A Nice Road But. To avoid the Intruder, planes travel 20 miles to another beacon erected in a treetop where they hover in holding patterns. Here the danger is perhaps greater. Other planes from Gabon loaded with arms and ammunition also join the pattern; sometimes as many as 20 ships are circling simultaneously, some assigned the same altitudes by inexperienced Biafran ground controllers. The sight of fire-bright exhausts in the African night is slim comfort to other flyers. Says Swedish Pilot Ulf Engelbrecht: "If all the pilots some night were to turn on rotating beacons and clearance lights, a dozen of them would die of fright at their proximity to one another."

Leaving the pattern for the harrowing descent into Uli, a plane threads through Biafran ack-ack thrown up by gunners who confuse friendlies with the Intruder. As they near ground level, crews must maneuver in darkness for all but the final 30 seconds before touchdown. The runway is really only a section of the road between Uli and Mgbidi that has been widened to 75 feet. "That's a nice wide road," comments one flyer, "but a damned narrow runway." Airplanes' wheels have no more than a 20-ft. margin on either side. Wingtips brush treetops, and to avoid running out of runway, pilots reverse their propellers and "stand" on their brakes. Not infrequently, an incoming pilot discovers that the control tower has blithely sent a plane out above or below him.

Whisky and Al Capone. To soothe their psyches, mercy pilots turn the shuttle into a competition. Each tries to make three flights a night; this means leaving Uli near sunup on the third run and dodging dawn-patrol Nigerian MIGs. But three flights are almost impossible. Diversions because of the Intruder eat up time; so does the fact that Uli can accommodate only eight planes easily and gives priority to the gunrunners. Weakened by hunger, Biafran ground crews sag noticeably unloading second or third flights. When the Ilyushin drops one of its bombs, the Biafrans vanish, leaving the plane crews and church officials to offload the cargo themselves. Twenty-four missions in one night is the squadron record.
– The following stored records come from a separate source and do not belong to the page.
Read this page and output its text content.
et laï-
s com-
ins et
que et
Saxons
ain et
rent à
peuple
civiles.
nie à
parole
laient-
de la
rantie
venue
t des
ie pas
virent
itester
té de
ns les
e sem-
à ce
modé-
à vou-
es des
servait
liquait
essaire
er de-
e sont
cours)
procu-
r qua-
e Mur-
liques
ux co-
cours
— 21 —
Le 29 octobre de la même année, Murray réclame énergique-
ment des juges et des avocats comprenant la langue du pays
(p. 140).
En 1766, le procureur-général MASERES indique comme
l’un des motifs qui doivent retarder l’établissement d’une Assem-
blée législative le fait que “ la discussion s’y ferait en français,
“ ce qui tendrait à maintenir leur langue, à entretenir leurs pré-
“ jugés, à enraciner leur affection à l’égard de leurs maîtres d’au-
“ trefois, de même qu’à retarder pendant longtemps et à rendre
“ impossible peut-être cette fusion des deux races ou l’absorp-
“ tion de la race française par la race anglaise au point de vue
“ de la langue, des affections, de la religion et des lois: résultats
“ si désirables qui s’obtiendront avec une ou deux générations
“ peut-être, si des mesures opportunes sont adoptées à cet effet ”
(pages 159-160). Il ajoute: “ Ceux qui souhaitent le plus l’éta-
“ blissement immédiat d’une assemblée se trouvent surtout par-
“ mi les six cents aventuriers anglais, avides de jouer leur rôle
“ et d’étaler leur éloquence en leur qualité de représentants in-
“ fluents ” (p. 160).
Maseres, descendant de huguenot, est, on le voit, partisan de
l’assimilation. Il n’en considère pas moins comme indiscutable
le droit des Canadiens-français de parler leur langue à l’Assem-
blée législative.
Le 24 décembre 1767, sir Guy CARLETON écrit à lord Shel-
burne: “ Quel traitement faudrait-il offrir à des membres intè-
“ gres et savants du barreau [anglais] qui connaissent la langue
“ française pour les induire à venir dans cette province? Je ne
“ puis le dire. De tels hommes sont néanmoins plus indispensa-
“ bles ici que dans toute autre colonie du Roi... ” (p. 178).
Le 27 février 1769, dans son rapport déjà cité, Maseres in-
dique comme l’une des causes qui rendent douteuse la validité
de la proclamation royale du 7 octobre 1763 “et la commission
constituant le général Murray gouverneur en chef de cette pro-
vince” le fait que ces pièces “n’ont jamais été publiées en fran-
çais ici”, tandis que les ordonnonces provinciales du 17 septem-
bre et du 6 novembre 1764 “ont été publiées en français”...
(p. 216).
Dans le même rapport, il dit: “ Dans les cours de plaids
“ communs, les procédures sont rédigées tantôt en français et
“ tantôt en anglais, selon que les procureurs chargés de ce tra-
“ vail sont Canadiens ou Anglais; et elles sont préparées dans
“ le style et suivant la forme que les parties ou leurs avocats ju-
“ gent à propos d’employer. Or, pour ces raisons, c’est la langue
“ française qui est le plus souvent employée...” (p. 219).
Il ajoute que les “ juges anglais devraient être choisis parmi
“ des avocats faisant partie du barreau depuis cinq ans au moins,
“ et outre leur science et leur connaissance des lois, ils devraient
The average is closer to half that many.

Pay for facing such hazards ranges upwards of $5,000 a month. Even at those wages, most U.S. crews of the C-97s that reached Africa in January are already refusing to fly any more and are returning home. The Europeans, mostly veteran pilots too old or to flaky to be hired by regular airlines, are thus still bearing the brunt of the shuttle, though they have been flying only two nights out of every four instead of every night, as they did before the ex-U.S. Air Force C-97s arrived.

Life on Sao Tome between flights is expensive and dull. Hotel beds cost $9 a day and car rentals in some cases are $250 a month. The Portuguese businessman who rents the beds and leases the cars is referred to, unaffectionately, as Al Capone. Returning from a night's work, crews breakfast--usually on whisky to untangle their gut knots--sleep, swim, send money home. Like all airmen, they do a lot of ground flying: when their ecclesiastical employers are out of earshot, they talk of bombing Lagos or heroically knocking down the Intruder by maneuvering a wingtip under his wingtip in the darkness and "flipping his ass to kingdom come." They joke grimly over the fact that their nightly flights mean only a trickle of food for Biafra's famished population. Then, as day begins to vanish over Sao Tome, dinner is served, the cargo trucks depart, the ancient aircraft cough into life, and the shuttle resumes.